Sosei Group Announces Positive Results for Ultibro® and Seebri® Presented at ERS 2014, and Promotion Agreement with Pfizer in the UK

  • LANTERN study further confirmed superiority of Ultibro® Breezhaler® in improving lung function compared to Seretide® Accuhaler®* in moderate-to-severe COPD patients1
  • QUANTIFY study showed superiority of Ultibro® Breezhaler® in lung function and shortness of breath versus tiotropium plus formoterol2
  • New data from GLISTEN study will provide important evidence for the benefits of once-daily Seebri® Breezhaler® as add on therapy to LABA/ICS**3
  • Novartis has signed an exclusive promotion agreement for Ultibro® Breezhaler® and Seebri® Breezhaler® in the United Kingdom with Pfizer Limited.

TOKYO--()--Sosei Group Corporation (“Sosei”)(TOKYO:4565) confirms the new data from three clinical trials presented by Novartis at the European Respiratory Society (ERS) International Congress, September 6-10, in Munich, Germany.

The LANTERN study demonstrated that once-daily Ultibro® Breezhaler® (indacaterol/glycopyrronium bromide) was superior in reducing exacerbations (flare ups) and improving lung function compared to twice-daily Seretide® Accuhaler®* (salmeterol/fluticasone (SFC)), in patients with moderate-to-severe chronic obstructive pulmonary disease (COPD). The study showed Ultibro® Breezhaler® significantly reduced the rate of moderate-to-severe exacerbations by 31% compared to SFC1, in moderate-to-severe COPD patients with a history of one exacerbation or none in the previous year. In addition, Ultibro® Breezhaler® patients had significantly increased lung function (trough FEV1 0.075 L (p<0.001); AUC0-4h 0.122 L (p<0.001)), as compared to SFC after 26 weeks of treatment. The safety profile of Ultibro® Breezhaler® was comparable to SFC1.

The new findings from LANTERN support the use of Ultibro® Breezhaler® as an alternative steroid-free treatment to SFC in moderate-to-severe COPD patients1. This approach is consistent with the Global Initiative for Chronic Obstructive Lung Disease 2014 guidelines3.

Analyses from the QUANTIFY study demonstrated that Ultibro® Breezhaler® significantly improved lung function and shortness of breath in patients with moderate-to-severe COPD, compared to the combination of tiotropium plus formoterol2. Results also showed that Ultibro® Breezhaler® is comparable to tiotropium plus formoterol in improving health-related quality of life2.

Data from the GLISTEN trial showed that Seebri® Breezhaler® (glycopyrronium bromide) when added to LABA/ICS provided significant improvements in lung function, health status and rescue medication use in moderate-to-severe COPD patients when compared to LABA/ICS alone3. This study provides much-needed evidence for add-on therapy to LABA/ICS in COPD, to support physicians care choices where very little data exist4.
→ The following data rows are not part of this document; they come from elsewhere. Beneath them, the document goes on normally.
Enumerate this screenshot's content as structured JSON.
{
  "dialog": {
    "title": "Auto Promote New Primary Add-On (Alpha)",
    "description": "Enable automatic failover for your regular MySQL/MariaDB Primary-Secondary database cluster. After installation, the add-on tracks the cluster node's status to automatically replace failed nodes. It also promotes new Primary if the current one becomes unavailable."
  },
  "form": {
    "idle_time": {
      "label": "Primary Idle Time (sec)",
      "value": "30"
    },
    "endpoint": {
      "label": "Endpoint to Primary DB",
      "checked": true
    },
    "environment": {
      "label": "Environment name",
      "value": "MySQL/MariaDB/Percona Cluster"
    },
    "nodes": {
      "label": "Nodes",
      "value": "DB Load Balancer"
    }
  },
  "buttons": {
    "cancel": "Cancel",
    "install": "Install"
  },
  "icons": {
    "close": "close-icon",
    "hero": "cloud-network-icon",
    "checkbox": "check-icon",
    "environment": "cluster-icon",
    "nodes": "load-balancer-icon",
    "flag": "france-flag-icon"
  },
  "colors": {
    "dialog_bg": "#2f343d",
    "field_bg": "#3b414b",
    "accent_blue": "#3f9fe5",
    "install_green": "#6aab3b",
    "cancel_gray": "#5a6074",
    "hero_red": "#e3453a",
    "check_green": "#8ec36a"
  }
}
The safety profiles of Ultibro® Breezhaler® and Seebri® Breezhaler® were similar to those of their respective study comparators in the LANTERN, QUANTIFY and GLISTEN studies1,2,3.

COPD symptoms can have a major negative impact on a patient’s ability to breathe and function, reducing their quality of life4,5. Essential daily activities such as climbing stairs can become very difficult as the condition gradually worsens6. There is a need for newer treatment options in COPD because many patients remain symptomatic despite medical therapy7.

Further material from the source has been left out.